FAI loosen purse strings as Super Cup row resolved
The FAI spent almost €8,000 to save face last night, as the player payment dispute which threatened to derail this weekend's Dublin Super Cup was finally resolved.
In the end, the Airtricity League squad did not threaten a boycott of the tournament -- due to kick off with their game against Manchester City on Saturday -- as an agreement with the FAI was reached quite quickly once both sides eventually met.
It is understood that an increased appearance fee of approximately €1,000 -- up from €650 -- as well as a total of six match tickets per player was enough to resolve the dispute.

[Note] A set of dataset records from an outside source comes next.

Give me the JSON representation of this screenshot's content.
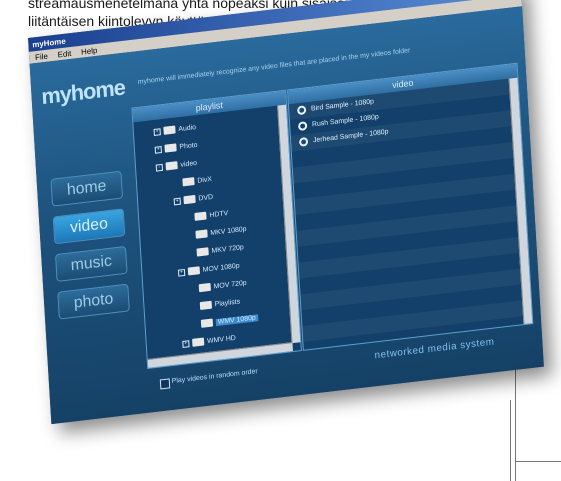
{
  "caption": {
    "line1": "streamausmenetelmänä yhtä nopeaksi kuin sisäisen tai USB-",
    "line2": "liitäntäisen kiintolevyn käyttö."
  },
  "window": {
    "title": "myHome",
    "controls": [
      "_",
      "□",
      "x"
    ]
  },
  "menu": [
    "File",
    "Edit",
    "Help"
  ],
  "app": {
    "logo": "myhome",
    "tagline": "myhome will immediately recognize any video files that are placed in the my videos folder",
    "nav": [
      "home",
      "video",
      "music",
      "photo"
    ],
    "active_nav": "video"
  },
  "playlist": {
    "header": "playlist",
    "tree": [
      {
        "label": "Audio",
        "expander": "+"
      },
      {
        "label": "Photo",
        "expander": "+"
      },
      {
        "label": "video",
        "expander": "-"
      },
      {
        "label": "DivX",
        "expander": ""
      },
      {
        "label": "DVD",
        "expander": "+"
      },
      {
        "label": "HDTV",
        "expander": ""
      },
      {
        "label": "MKV 1080p",
        "expander": ""
      },
      {
        "label": "MKV 720p",
        "expander": ""
      },
      {
        "label": "MOV 1080p",
        "expander": "+"
      },
      {
        "label": "MOV 720p",
        "expander": ""
      },
      {
        "label": "Playlists",
        "expander": ""
      },
      {
        "label": "WMV 1080p",
        "expander": "",
        "selected": true
      },
      {
        "label": "WMV HD",
        "expander": "+"
      }
    ]
  },
  "video_panel": {
    "header": "video",
    "items": [
      "Bird Sample - 1080p",
      "Rush Sample - 1080p",
      "Jerhead Sample - 1080p"
    ]
  },
  "random_option": "Play videos in random order",
  "footer_label": "networked media system"
}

The 22 League of Ireland representatives had been so perturbed by the paltry terms of their participation on coming together on Tuesday night that they mandated PFAI general secretary Stephen McGuinness to force the issue with the FAI. But once McGuinness made contact with Airtricity League director Fran Gavin, the issues were ironed out.
The Irish selection will still not be able to have a shower at the Aviva Stadium because, while there are four dressing rooms in the 50,000-seat arena, only two of them have showers. A third has been fitted with showers for Celtic at a cost of around €50,000.

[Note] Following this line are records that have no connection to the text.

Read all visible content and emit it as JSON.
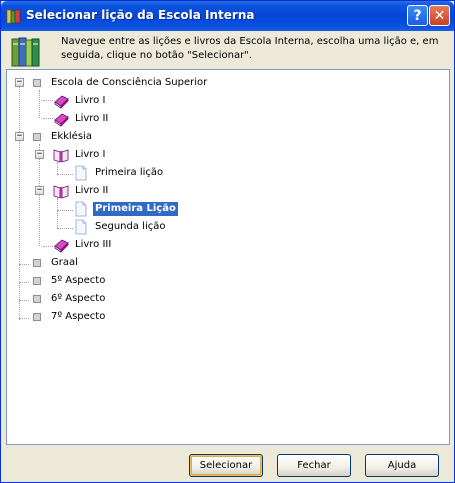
{
  "window": {
    "title": "Selecionar lição da Escola Interna",
    "help_label": "?",
    "close_label": "✕"
  },
  "header": {
    "instructions": "Navegue entre as lições e livros da Escola Interna, escolha uma lição e, em seguida, clique no botão \"Selecionar\"."
  },
  "tree": {
    "nodes": [
      {
        "label": "Escola de Consciência Superior",
        "icon": "square-bullet-icon",
        "expanded": true
      },
      {
        "label": "Livro I",
        "icon": "closed-book-icon"
      },
      {
        "label": "Livro II",
        "icon": "closed-book-icon"
      },
      {
        "label": "Ekklésia",
        "icon": "square-bullet-icon",
        "expanded": true
      },
      {
        "label": "Livro I",
        "icon": "open-book-icon",
        "expanded": true
      },
      {
        "label": "Primeira lição",
        "icon": "page-icon"
      },
      {
        "label": "Livro II",
        "icon": "open-book-icon",
        "expanded": true
      },
      {
        "label": "Primeira Lição",
        "icon": "page-icon",
        "selected": true
      },
      {
        "label": "Segunda lição",
        "icon": "page-icon"
      },
      {
        "label": "Livro III",
        "icon": "closed-book-icon"
      },
      {
        "label": "Graal",
        "icon": "square-bullet-icon"
      },
      {
        "label": "5º Aspecto",
        "icon": "square-bullet-icon"
      },
      {
        "label": "6º Aspecto",
        "icon": "square-bullet-icon"
      },
      {
        "label": "7º Aspecto",
        "icon": "square-bullet-icon"
      }
    ]
  },
  "buttons": {
    "select": "Selecionar",
    "close": "Fechar",
    "help": "Ajuda"
  },
  "colors": {
    "titlebar": "#0a54e0",
    "selection": "#316ac5",
    "book": "#c040c0"
  }
}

However, this was not one of the players' major concerns -- they will still have to travel to the Wanderers pavilion after their games in contrast to Celtic, Inter Milan and Manchester City -- but, instead, the squad were demanding "respect" and "recognition".
One source among the players confirmed that they felt the FAI were "penny-pinching" and hoping to get the League of Ireland squad onto the pitch "for as little as possible" despite looking to earn huge amounts from the event.
Given the fact the players had often accepted reduced wages or even weeks without pay from the recent spate of club financial crises, they felt a little more acknowledgment than an after-tax fee of €292.50 was warranted. They also believed they deserved "recognition" for taking time off work and cancelling holidays to train for and play in the event.
The saga has caused controversy because it has come so close to Saturday's kick-off. But one source said that was unavoidable due to the fact the 22-man panel was finalised so late. And once the PFAI got Gavin to the table after the players had initially demanded FAI chief executive John Delaney -- who is on his way to Brazil for the World Cup qualifying draw -- terms were agreed without recourse to threatening a boycott.
Indeed, Airtricity League manager Damien Richardson had said earlier in the day at the competition's launch that he had been "guaranteed" the players would not withdraw, regardless of the outcome. Finally, a deal was concluded relatively easily.